How police and social workers failed to spot danger signs before Junior Saleem Oakes turned to murder
Natasha with her children
NATASHA: MISSED OPPORTUNITIES
• Police first encountered Junior Saleem Oakes in 2000 during a domestic assault on two siblings. There was no formal complaint and the case was closed.
• In 2003 he was cautioned for an assault on his then partner and there were also threats to kill.
• Between 2004 and 2006 Oakes was at centre of a string of police incidents, arrests and cautions over threats to kill, possession of a knife and harassment. There were also convictions for common assault and possession of cannabis.
Killer Junior Saleem Oakes
There was a further drugs conviction in 2008 and a 'serious incident' of harassment and criminal damage involving his ex-partner. A warrant was issued but he was not arrested for two years.
• The first contact with police and social care involving Natasha was in August 2010 when she told police Oakes had hit her and injured her neck and face. They had been separated and Oakes threatened to run away with their two children.
• Two days later he was arrested over this incident and the one in 2008 but he made counter allegations. Officers decided that with neither victim willing to cooperate there was 'no chance of a conviction'.
• Although Natasha and the two children were being monitored by social workers and health services, there was no evidence of information sharing between them. Oakes had been present during home visits and there was no exploration of domestic violence.
• In January 2012 a second assault was reported. Natasha reported being in fear of Oakes and his controlling behaviour, including removing her mobile phone and threats to take the children or blow up the house. A few days later she withdrew her formal complaint. The children were rated as at 'medium risk'.

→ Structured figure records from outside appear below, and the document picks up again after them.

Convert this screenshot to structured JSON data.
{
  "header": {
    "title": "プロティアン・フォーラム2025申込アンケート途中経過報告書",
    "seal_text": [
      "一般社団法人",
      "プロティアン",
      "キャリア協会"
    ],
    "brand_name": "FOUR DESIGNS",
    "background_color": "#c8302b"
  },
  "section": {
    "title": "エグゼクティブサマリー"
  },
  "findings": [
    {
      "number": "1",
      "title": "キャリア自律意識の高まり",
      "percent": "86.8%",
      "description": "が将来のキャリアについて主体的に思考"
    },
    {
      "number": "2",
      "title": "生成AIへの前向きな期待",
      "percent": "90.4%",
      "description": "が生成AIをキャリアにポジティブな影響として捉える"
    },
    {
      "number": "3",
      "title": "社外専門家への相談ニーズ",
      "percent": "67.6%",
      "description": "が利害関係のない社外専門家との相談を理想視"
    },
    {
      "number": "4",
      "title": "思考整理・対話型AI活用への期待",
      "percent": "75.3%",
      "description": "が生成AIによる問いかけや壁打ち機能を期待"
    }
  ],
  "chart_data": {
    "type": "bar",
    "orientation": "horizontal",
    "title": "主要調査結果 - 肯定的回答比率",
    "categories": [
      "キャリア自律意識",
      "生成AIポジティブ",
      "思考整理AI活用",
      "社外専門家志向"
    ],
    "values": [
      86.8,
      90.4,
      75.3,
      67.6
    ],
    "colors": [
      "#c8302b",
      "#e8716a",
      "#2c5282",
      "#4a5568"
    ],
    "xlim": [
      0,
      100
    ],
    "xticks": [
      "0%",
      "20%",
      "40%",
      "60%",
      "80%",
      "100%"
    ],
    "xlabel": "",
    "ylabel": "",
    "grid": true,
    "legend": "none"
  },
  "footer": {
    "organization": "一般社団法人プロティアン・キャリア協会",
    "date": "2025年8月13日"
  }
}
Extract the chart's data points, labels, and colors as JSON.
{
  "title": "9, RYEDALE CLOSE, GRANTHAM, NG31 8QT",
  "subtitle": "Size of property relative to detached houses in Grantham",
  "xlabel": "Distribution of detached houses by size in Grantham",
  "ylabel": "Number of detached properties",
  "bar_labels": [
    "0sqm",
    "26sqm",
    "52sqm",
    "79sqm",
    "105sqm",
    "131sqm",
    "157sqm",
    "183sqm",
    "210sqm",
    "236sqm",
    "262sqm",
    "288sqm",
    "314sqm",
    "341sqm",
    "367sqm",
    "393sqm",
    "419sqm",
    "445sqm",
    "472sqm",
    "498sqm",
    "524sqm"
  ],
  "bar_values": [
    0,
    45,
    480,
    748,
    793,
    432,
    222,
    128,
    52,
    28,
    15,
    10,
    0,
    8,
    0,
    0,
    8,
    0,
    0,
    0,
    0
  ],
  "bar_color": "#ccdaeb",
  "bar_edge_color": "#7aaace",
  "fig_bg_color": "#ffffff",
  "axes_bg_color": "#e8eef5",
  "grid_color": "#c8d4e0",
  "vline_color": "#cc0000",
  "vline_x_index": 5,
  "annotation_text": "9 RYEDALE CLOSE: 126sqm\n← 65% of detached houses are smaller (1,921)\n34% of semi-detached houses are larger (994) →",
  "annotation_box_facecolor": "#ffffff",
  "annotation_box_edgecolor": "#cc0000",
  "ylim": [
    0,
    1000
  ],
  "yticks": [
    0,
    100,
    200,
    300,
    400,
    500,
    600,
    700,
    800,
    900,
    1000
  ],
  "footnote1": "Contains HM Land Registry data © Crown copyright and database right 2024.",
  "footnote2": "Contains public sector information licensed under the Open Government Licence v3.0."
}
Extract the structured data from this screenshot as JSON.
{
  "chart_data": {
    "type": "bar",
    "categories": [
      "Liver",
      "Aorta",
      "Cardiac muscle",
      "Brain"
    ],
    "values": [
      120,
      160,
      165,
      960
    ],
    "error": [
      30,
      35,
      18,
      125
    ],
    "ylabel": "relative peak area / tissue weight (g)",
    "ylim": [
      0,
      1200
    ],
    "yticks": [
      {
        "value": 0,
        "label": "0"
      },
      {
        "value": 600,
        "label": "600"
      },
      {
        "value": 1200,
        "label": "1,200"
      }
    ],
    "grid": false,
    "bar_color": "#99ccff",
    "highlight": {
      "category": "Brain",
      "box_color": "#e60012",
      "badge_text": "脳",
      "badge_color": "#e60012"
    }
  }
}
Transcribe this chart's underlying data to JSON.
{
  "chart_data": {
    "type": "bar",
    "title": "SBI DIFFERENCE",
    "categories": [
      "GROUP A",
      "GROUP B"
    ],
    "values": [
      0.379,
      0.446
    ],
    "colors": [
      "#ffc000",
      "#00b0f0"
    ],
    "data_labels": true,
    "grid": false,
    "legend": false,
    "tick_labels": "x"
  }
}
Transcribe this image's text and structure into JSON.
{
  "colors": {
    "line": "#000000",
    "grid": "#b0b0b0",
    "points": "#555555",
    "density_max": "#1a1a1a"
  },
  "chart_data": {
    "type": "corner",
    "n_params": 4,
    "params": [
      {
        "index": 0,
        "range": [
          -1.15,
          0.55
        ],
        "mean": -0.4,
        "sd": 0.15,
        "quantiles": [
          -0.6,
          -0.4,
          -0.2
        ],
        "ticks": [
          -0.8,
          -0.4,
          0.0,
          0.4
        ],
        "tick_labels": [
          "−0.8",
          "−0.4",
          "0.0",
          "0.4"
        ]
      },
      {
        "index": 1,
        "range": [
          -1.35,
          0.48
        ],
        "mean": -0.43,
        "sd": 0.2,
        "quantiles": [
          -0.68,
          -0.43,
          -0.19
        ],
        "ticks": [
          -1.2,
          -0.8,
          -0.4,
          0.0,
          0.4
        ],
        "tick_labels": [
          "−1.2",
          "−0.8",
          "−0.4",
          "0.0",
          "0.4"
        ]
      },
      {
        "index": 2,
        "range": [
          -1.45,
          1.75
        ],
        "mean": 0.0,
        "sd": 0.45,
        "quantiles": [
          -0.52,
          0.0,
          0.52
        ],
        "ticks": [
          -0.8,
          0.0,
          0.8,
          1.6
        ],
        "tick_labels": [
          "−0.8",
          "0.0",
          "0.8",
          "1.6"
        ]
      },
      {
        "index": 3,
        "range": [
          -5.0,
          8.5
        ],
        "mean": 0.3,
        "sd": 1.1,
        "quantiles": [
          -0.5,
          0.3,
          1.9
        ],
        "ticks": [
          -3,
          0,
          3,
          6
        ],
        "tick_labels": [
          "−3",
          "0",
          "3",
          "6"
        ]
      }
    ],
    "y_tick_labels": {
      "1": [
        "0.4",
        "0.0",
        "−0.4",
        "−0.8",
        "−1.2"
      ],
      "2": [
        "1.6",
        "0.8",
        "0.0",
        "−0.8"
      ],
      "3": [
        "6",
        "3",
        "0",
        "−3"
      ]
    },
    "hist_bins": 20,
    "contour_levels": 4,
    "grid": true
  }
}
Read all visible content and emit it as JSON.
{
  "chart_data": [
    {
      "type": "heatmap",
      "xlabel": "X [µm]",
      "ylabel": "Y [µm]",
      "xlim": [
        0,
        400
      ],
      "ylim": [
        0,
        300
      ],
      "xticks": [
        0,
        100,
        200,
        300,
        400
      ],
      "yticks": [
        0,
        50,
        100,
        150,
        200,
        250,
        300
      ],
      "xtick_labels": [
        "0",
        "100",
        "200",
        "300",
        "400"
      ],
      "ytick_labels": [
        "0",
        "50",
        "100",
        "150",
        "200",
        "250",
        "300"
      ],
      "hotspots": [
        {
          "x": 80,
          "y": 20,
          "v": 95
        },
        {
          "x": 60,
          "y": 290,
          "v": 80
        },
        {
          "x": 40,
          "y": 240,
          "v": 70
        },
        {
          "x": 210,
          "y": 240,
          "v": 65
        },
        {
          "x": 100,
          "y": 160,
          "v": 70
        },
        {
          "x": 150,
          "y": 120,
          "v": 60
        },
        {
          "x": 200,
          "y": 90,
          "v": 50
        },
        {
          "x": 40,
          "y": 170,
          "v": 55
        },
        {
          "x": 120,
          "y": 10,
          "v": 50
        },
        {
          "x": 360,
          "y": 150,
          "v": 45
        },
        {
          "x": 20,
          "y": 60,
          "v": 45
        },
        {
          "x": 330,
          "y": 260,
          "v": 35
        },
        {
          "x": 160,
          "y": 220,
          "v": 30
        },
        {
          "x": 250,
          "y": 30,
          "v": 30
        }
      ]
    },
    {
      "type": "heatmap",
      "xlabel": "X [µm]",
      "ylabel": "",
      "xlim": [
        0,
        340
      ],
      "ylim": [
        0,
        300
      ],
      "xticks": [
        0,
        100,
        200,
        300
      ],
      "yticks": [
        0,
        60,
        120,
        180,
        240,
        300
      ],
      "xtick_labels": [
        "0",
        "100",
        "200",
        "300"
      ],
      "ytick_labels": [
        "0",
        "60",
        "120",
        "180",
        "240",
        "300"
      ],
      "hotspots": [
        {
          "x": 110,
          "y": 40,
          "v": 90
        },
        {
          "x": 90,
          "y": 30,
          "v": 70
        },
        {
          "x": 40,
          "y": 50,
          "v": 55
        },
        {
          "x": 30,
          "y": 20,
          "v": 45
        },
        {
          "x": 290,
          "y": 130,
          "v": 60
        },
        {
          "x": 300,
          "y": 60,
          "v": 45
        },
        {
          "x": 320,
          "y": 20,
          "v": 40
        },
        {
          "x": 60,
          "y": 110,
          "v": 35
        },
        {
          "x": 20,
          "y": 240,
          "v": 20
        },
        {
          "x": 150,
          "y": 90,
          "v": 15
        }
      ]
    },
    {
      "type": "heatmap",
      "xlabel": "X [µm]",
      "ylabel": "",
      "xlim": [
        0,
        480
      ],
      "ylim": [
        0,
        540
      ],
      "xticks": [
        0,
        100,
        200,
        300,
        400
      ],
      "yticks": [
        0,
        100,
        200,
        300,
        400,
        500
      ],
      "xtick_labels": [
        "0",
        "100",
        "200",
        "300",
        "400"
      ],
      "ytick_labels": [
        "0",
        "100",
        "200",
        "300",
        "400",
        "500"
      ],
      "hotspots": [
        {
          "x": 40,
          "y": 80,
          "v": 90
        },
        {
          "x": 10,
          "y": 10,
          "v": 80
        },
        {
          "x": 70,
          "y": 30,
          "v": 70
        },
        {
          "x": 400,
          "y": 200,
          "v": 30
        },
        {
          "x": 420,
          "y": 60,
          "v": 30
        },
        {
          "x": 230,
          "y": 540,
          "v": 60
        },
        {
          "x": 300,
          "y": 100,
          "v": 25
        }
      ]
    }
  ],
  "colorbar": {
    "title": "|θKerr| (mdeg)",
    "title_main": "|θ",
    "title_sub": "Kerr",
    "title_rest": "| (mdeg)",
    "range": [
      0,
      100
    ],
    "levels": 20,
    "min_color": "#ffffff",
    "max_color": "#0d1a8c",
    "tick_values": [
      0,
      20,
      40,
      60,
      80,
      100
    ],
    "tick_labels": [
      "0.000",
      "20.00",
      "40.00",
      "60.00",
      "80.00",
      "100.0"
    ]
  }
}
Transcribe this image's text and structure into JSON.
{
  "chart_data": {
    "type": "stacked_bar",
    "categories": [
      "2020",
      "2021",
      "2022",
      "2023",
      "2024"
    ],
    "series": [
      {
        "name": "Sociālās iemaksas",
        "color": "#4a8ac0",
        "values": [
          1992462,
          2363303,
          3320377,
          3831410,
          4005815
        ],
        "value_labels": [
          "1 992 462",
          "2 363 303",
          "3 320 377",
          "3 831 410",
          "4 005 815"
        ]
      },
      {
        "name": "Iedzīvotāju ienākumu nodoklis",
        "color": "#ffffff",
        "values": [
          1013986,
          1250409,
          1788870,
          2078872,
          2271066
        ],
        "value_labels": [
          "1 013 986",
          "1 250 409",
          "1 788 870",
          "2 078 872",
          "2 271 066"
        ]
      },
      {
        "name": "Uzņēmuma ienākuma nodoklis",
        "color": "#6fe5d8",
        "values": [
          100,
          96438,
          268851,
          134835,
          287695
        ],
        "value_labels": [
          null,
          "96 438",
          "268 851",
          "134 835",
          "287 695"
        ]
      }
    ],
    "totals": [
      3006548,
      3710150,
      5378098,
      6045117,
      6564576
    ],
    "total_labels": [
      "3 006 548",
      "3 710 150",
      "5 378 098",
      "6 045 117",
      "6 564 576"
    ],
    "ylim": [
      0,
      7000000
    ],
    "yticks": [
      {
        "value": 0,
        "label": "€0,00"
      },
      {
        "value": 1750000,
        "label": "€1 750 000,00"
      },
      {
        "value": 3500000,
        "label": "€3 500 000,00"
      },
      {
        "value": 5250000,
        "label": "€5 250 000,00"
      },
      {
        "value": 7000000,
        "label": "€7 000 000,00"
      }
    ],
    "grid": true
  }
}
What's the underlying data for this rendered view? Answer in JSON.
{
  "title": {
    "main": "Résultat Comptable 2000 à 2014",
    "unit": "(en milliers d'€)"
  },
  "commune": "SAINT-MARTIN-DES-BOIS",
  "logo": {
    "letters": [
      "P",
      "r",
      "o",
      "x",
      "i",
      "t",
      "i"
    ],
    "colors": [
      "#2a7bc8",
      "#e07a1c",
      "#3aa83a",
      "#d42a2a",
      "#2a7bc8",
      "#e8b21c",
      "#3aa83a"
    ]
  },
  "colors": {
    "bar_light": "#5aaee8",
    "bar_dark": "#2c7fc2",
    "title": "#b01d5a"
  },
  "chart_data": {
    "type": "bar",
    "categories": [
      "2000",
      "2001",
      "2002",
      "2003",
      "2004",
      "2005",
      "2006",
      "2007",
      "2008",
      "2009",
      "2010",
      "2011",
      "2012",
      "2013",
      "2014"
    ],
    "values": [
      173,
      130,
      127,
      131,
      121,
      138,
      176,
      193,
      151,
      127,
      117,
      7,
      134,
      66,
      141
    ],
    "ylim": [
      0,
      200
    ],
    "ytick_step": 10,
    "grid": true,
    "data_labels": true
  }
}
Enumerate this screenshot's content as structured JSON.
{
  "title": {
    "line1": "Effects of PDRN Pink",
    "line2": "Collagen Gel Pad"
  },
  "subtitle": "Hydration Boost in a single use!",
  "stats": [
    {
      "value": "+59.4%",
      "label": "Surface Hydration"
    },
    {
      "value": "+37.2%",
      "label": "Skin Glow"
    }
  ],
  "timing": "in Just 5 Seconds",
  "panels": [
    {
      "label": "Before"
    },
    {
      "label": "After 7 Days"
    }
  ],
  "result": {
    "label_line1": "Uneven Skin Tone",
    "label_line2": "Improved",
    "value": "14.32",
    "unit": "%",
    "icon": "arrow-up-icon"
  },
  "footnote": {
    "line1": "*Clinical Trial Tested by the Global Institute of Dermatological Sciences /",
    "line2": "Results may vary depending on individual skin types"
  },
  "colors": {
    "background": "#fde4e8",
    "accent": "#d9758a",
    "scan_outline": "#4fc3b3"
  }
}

• In June 2012 a child protection conference involving the couple, social workers and specialist professionals was held - but police were not invited. The couple were asked to attend separate domestic violence courses.
• In July Natasha and her children were staying at a hotel after reporting homeless. Visiting social workers saw her and they asked about her welfare following a recent abortion. Unknown to them Oakes had been tracking her down and had overheard the comment.
• There was poor communication and information sharing between social workers, police, GPs, health visitors, housing and nursery services.
• Crucially Oakes' criminal background was overlooked and the level of danger he posed underestimated. His history of substance misuse was also not addressed by child protection teams.
• Key social worker dealing with the children in 2012 had not undergone specific domestic violence training.
• Oakes was present at child protection meetings and health visits, this "served to reinforce his control and disempower the victim as she was not in a position to express her views freely".
The report stated: "The overall conclusion has to be that the victim, who had reported her fears and concerns, was not really listened to or heard by the agencies."